Warm Up
3 Rounds
20 Seconds (running clock) for each movement:
-Jumping Jacks
–Spider Man Lunge Stretch
-Push Ups
–Arm Haulers
-Flutter Kicks
-Air Squats
–Up Downs
*No rest between movements. Perform this list of movements for 3 rounds continually. 1 Round is one time through the list.
You should have broken a sweat by the end. This will be our standard warm up for awhile. If you feel you need to do more, then do more.
WOD:
Min 0-6
600 Meter Run/ OR 800 Meter Row
With remaining time, Max Reps Burpee
Min 6-12
600 Meter Run/ OR 800 Meter Row
With remaining time, Max Reps Box Jump
Min 12-18
600 Meter Run/OR 800 Meter Row
With remaining time, Max Reps Burpee Box Jump
Suggestions
Men: 20-24″ Box
Women: 16-20″ Box
Score: Burpee Reps
Score: Box Jump Reps
Score: Burpee Box Jump Reps
Goal: Burpees: 30-60, Box Jumps: 35-60*, Burpee Box Jumps: 20-45
*If you think you’ll do 60+ reps, go with a higher box!
Coaches Notes
A different distance today of 600 Meters. You can do this by running your normal 400 Meters plus a 200 Meters. Aim to keep these done in the 3:00-4:00 window. This should leave with at least 2:00 to accumulate as many reps of the next movement.
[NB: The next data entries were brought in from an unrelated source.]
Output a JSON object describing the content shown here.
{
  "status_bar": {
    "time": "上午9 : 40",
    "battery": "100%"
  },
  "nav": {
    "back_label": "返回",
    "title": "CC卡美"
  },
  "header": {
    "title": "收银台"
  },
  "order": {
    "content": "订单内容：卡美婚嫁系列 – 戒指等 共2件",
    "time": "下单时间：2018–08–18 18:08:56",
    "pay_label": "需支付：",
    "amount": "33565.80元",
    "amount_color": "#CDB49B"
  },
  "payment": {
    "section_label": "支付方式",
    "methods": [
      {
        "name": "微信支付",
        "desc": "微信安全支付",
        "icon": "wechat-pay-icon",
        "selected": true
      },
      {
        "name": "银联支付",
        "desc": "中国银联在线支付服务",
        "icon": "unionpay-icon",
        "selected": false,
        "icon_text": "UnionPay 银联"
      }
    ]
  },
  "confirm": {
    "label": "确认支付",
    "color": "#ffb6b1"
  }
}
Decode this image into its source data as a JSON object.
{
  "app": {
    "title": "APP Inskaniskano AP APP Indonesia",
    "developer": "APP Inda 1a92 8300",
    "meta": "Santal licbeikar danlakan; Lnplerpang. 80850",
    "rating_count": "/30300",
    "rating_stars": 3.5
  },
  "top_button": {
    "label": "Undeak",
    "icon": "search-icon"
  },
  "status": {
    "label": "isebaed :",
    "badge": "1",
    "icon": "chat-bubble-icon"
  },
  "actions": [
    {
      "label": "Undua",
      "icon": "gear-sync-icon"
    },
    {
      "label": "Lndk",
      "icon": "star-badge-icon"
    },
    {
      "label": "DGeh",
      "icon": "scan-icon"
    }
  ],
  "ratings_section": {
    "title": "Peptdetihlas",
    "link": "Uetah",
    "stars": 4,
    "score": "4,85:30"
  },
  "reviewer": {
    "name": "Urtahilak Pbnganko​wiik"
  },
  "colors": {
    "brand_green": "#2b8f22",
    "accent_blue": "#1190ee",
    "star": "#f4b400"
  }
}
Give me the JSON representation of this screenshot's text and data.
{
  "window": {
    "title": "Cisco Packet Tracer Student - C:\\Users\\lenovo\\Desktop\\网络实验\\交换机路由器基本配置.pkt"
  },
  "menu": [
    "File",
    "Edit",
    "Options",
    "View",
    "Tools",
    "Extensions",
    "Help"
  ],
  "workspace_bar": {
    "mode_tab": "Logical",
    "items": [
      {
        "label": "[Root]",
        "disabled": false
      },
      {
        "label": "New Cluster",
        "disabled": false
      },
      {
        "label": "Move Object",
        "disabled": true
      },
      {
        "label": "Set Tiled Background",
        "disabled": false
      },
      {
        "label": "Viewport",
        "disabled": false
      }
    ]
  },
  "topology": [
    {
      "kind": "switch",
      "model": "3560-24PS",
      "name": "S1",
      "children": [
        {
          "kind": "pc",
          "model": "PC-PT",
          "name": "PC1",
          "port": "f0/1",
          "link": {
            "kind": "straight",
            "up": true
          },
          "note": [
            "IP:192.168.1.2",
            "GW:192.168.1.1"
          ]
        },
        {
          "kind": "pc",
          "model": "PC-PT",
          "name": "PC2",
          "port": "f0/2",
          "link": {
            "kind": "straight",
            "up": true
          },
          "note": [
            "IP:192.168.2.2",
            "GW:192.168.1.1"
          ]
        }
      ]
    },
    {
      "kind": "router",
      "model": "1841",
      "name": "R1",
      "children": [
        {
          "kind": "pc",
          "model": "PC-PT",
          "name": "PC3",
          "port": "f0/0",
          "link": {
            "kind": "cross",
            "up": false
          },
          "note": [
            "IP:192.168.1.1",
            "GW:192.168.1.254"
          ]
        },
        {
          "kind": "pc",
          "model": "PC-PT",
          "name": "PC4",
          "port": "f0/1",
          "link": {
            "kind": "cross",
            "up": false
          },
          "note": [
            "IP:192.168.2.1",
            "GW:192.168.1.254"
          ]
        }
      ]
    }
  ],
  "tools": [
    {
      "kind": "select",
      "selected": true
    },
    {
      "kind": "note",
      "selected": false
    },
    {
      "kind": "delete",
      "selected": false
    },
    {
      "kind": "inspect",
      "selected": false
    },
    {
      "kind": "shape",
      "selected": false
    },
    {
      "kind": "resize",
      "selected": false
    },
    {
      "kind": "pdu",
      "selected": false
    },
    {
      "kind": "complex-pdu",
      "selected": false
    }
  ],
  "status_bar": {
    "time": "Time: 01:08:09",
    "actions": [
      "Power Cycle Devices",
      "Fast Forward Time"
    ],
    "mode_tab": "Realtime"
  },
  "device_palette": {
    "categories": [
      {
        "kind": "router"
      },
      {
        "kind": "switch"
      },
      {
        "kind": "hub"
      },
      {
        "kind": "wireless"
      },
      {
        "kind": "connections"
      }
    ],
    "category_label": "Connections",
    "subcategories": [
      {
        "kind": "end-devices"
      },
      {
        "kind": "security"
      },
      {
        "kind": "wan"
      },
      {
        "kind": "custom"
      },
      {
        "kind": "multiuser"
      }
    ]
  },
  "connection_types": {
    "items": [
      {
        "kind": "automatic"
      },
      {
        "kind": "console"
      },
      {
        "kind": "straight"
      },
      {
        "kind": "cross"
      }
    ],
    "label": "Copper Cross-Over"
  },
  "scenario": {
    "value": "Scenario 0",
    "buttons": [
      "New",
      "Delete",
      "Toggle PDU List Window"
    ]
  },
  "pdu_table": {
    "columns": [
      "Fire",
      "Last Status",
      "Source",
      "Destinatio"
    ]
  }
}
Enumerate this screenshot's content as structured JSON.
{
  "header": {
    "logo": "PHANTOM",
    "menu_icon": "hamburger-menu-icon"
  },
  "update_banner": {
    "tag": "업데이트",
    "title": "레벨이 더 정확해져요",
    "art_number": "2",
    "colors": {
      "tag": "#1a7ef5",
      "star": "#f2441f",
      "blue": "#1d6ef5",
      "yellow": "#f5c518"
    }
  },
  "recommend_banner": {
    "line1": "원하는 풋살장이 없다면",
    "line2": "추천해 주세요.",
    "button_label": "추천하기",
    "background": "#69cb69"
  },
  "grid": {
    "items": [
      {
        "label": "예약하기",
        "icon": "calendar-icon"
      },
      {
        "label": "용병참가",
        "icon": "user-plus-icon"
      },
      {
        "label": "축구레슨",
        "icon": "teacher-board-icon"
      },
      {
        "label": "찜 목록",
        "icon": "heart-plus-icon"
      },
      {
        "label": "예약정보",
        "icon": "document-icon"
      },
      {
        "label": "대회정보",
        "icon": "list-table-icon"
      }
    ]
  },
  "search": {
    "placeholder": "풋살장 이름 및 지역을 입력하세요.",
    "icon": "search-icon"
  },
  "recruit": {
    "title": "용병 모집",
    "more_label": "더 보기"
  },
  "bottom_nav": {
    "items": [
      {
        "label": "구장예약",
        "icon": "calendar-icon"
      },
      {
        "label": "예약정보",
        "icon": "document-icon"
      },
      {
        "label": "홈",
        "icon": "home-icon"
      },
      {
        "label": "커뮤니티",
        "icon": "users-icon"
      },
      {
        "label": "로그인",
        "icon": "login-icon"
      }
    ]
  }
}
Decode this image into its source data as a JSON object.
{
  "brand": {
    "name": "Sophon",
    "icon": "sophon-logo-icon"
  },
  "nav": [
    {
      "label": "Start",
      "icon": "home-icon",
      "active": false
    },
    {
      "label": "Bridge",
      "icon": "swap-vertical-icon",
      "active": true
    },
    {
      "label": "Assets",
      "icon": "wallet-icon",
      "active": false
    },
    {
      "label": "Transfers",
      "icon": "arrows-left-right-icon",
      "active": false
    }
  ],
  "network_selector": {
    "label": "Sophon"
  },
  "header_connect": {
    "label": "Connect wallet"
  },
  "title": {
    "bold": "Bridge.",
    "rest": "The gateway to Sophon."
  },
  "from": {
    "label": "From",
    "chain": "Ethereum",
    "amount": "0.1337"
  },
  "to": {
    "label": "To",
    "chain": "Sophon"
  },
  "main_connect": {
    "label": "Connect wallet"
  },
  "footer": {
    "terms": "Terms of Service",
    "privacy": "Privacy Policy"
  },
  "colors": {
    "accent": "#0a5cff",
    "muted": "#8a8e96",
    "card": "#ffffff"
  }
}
If you want to customize this workout to maximize your opportunity to accumulate reps, consider shortening the run to whatever distance you can complete in 3 minutes.
For Burpees, we’re looking for an average of 15-20 reps per minute of work that’s left remaining. This is an aggressive pace, but we encourage you to push the intensity here.
Next, the Box Jumps, find a pace that allows you to steadily move through at least 2-3 minutes of work at a rate of another 15-20 reps per minute you might have available.
And finally, for the Burpee Box Jumps, give it everything you’ve got! As soon as you stand up from your burpee, go right into the box jump. As you step down, get your hands to immediately reach for the floor again. Aim for 7-15 reps for each minute you might have available here.